1. Dr Anup Sharma says:

4H+ ions are (aq).

1. Natemaneo says:

Thank you so much

4. Natemaneo says:

Also after when I titrate it how will I determine the titration like how will I know how much iron is present, do I need an indicator or something. Thanks

1. Dr Anup Sharma says:

Use the equation and stoichiometric coefficient to calculate the iron content.

5. leen says:

where does the mole ratio between 5Fe+2:MnO4 come from?

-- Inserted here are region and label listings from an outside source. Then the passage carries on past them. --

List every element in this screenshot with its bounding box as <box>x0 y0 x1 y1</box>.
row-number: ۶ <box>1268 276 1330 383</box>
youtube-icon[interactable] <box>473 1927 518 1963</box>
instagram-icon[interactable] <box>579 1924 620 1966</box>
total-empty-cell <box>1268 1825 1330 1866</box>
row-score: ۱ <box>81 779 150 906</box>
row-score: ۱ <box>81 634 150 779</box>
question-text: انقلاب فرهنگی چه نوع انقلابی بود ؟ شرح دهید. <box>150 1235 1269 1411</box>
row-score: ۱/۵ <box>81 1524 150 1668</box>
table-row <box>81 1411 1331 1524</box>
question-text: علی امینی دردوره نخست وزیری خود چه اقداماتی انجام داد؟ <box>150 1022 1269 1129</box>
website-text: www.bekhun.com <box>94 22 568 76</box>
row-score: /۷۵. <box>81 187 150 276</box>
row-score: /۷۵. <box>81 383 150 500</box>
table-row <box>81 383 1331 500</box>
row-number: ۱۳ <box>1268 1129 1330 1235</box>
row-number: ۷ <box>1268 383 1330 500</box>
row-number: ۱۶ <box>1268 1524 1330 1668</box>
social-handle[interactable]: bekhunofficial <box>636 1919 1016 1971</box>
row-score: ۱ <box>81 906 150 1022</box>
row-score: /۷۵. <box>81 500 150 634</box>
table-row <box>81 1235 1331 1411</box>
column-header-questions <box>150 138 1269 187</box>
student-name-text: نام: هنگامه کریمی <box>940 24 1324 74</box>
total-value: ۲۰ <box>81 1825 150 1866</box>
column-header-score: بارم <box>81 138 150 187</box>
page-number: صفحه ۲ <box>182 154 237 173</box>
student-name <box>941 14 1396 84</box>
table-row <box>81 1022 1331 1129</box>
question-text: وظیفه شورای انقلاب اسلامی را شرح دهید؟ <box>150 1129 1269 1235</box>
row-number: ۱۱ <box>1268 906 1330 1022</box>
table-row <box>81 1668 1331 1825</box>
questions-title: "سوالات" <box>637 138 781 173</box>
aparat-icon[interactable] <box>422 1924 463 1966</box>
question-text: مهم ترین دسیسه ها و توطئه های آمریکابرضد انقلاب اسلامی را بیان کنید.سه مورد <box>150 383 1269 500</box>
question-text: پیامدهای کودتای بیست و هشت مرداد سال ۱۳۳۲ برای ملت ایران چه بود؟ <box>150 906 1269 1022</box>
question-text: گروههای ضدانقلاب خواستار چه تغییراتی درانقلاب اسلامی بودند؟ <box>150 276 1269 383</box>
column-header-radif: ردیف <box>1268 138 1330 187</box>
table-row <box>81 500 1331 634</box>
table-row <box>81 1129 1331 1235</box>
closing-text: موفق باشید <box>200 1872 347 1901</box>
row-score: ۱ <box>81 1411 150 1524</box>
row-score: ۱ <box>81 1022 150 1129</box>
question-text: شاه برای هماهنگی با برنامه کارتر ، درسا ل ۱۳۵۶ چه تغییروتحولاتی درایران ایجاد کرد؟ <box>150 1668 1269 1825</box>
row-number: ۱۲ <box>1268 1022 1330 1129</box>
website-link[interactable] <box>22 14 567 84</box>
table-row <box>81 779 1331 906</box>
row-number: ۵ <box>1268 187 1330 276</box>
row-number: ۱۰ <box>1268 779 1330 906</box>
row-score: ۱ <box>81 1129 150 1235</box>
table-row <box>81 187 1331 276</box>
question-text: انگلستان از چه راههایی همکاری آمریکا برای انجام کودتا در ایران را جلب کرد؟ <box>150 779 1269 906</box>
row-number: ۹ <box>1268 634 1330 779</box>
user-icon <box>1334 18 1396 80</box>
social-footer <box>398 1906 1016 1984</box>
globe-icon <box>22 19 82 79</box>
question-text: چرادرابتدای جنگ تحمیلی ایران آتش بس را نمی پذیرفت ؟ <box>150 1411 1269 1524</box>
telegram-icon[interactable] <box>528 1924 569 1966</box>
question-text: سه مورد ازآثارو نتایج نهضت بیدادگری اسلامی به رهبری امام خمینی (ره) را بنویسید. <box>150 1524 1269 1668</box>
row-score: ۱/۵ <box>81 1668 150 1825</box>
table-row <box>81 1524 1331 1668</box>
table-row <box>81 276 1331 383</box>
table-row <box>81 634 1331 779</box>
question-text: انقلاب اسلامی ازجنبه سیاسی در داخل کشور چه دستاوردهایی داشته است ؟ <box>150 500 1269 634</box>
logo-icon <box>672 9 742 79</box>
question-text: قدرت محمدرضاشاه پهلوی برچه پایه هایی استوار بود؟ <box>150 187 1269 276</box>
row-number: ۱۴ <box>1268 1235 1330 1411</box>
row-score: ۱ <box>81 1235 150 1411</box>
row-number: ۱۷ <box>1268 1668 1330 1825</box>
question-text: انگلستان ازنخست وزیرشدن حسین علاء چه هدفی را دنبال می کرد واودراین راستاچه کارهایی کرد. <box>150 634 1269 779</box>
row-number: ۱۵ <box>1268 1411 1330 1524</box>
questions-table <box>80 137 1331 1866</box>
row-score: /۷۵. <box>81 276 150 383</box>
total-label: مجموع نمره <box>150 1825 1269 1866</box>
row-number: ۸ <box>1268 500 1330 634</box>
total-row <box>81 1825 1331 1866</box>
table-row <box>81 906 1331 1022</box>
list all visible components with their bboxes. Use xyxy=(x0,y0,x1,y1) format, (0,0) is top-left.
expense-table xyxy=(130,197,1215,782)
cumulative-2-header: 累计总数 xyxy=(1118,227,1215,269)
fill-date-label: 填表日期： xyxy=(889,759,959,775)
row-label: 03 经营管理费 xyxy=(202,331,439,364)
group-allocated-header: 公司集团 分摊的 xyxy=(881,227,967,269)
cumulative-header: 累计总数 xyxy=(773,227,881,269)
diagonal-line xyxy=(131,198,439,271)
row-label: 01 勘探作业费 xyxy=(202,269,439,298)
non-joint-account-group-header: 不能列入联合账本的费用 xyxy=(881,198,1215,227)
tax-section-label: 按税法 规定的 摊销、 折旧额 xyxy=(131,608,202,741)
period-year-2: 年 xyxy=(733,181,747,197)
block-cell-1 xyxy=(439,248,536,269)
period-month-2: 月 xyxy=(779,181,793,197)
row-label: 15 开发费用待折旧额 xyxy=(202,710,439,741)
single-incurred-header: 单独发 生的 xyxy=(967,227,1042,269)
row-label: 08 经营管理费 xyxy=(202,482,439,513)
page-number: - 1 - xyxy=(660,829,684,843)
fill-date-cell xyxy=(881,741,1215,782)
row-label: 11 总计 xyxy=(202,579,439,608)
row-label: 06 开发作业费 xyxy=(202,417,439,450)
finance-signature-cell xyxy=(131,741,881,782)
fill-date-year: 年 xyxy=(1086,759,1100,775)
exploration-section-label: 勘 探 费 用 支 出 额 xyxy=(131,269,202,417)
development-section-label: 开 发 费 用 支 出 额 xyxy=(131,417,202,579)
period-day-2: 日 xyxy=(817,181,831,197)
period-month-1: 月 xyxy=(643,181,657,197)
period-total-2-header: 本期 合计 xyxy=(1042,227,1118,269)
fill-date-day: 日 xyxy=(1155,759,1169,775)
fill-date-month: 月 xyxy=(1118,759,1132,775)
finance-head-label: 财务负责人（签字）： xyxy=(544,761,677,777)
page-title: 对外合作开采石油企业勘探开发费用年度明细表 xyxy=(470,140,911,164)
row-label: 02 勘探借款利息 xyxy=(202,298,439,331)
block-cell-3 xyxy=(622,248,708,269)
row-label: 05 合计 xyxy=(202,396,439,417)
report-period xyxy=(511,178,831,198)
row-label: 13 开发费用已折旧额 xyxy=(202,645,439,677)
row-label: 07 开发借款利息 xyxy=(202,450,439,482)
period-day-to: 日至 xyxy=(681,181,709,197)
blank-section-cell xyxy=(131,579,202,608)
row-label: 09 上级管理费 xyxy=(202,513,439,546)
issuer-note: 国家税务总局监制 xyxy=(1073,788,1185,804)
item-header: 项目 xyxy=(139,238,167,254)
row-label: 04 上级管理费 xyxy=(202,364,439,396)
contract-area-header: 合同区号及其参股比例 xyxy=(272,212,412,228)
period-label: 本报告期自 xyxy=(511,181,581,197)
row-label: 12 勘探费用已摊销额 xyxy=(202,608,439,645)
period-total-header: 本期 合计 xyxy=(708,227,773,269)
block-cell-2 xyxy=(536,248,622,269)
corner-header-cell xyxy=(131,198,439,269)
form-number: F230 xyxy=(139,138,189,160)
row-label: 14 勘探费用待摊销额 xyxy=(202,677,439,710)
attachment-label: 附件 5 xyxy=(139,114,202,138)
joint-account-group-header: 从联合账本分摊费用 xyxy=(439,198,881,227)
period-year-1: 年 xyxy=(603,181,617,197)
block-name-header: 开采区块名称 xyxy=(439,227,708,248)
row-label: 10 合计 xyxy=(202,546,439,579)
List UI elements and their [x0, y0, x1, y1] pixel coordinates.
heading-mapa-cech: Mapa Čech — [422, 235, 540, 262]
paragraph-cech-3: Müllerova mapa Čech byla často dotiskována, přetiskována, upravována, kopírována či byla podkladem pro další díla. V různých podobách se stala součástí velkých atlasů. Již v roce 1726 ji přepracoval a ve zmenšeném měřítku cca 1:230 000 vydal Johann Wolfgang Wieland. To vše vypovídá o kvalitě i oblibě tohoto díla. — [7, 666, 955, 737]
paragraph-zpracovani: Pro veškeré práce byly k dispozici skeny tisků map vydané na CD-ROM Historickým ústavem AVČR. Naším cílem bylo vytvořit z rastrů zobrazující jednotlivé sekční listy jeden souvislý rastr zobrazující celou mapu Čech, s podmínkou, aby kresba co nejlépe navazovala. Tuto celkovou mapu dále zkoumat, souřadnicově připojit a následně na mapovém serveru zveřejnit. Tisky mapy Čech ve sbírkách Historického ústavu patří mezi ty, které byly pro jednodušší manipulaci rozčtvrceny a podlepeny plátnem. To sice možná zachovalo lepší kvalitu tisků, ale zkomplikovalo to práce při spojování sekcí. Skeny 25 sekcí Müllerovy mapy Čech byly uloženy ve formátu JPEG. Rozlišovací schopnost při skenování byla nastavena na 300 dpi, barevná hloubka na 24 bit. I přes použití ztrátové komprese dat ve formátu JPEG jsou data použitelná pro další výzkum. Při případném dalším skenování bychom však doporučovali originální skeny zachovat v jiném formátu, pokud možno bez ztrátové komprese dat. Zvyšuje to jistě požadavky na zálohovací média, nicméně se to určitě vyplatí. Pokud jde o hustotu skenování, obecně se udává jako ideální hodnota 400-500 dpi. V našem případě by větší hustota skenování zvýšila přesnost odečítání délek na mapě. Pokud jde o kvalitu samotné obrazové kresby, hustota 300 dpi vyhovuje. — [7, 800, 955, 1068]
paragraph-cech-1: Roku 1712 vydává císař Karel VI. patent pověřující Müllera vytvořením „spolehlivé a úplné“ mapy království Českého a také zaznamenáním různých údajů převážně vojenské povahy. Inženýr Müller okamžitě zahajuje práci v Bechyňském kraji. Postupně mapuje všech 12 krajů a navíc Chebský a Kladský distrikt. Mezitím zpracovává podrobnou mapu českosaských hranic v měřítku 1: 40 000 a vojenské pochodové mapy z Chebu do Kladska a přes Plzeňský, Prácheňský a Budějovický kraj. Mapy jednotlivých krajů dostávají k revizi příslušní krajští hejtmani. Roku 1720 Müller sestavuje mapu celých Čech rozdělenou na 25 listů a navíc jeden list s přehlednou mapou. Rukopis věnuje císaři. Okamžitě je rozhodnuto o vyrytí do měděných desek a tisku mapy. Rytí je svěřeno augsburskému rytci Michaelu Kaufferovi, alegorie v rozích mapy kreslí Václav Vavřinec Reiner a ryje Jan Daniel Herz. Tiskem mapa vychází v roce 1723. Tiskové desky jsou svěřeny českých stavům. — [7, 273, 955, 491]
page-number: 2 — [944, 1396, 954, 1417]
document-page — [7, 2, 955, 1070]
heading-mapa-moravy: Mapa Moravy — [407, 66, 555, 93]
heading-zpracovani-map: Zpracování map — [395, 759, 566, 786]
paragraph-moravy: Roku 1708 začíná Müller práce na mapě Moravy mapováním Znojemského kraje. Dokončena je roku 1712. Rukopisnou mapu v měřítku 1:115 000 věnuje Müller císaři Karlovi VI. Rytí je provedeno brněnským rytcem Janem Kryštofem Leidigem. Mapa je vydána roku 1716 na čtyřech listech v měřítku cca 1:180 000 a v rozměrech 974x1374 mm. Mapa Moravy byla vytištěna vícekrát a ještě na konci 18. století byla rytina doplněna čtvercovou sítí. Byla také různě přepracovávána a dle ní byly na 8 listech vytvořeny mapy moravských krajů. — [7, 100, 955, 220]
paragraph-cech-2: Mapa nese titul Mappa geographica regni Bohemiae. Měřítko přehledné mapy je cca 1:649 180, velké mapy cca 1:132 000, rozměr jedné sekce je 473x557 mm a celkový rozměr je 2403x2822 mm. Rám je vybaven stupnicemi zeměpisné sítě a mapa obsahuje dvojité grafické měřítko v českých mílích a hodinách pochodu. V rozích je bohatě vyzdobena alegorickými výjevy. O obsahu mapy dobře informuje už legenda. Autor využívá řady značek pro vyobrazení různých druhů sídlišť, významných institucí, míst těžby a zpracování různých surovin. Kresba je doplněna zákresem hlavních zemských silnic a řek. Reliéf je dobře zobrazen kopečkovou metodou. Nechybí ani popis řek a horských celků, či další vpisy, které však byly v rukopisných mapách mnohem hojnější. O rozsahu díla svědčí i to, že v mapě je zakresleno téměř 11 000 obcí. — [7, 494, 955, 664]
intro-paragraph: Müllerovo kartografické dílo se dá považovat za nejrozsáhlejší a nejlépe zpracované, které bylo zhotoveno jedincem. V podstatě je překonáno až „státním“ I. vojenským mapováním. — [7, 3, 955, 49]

Is the coefficient of Fe+2 5 regardless of the mass of the ash of the vegetable sample?

1. Dr Anup Sharma says:

equation implies that 5 moles of Fe^2+ react with 1 mole of MnO4^- in the presence of 8 moles of H^+ ions.

Now, regarding the coefficient of Fe^2+, it is indeed 5 in this balanced equation. The coefficients are determined by the stoichiometry of the reaction and represent the ratio in which substances react. So, regardless of the mass of the ash of the vegetable sample, if the reaction involves 5 moles of Fe^2+, that’s the coefficient you use in your mole ratio calculations. The mass comes into play when converting between moles and grams using the molar mass of the substances involved.

6. Enya Witt says:

Hey I do the similar experiment. I try to determine the iron concentration in greens like spinach. But I cannot determine the end point. My acid is H2SO4 (3M) the indicator is KMnO4 (0.01M) and my independent variable is different greens. But I am having trouble in determining when the endpoint is. Every time the solution turns pink, it goes back to clear two minutes later. How can I determine the endpoint? Or should I use a different indicator or something?

1. Dr Anup Sharma says:

Hi,
Change the Indicator: Consider using a different indicator that might be more stable in your reaction conditions. Phenolphthalein is commonly used in acid-base titrations, but it might not be the best choice for redox reactions like this one. Ferroin or o-phenanthroline are alternatives worth exploring.

Decrease Concentration: You could try reducing the concentration of your KMnO4 solution. Sometimes a less concentrated solution can lead to a more stable endpoint.

Slow Down Titration: If your reaction is proceeding too quickly, slowing down the rate of titration might help. You can do this by adding the KMnO4 dropwise or even diluting your sample.

Use Starch as an Indicator: Starch-iodine complex can be a good indicator for the endpoint in redox reactions involving iron. Just be cautious not to add too much starch, as it can interfere with the reaction.

Extend Reaction Time: Allow more time for the reaction to reach completion before declaring the endpoint. Sometimes reactions take a bit longer to stabilize.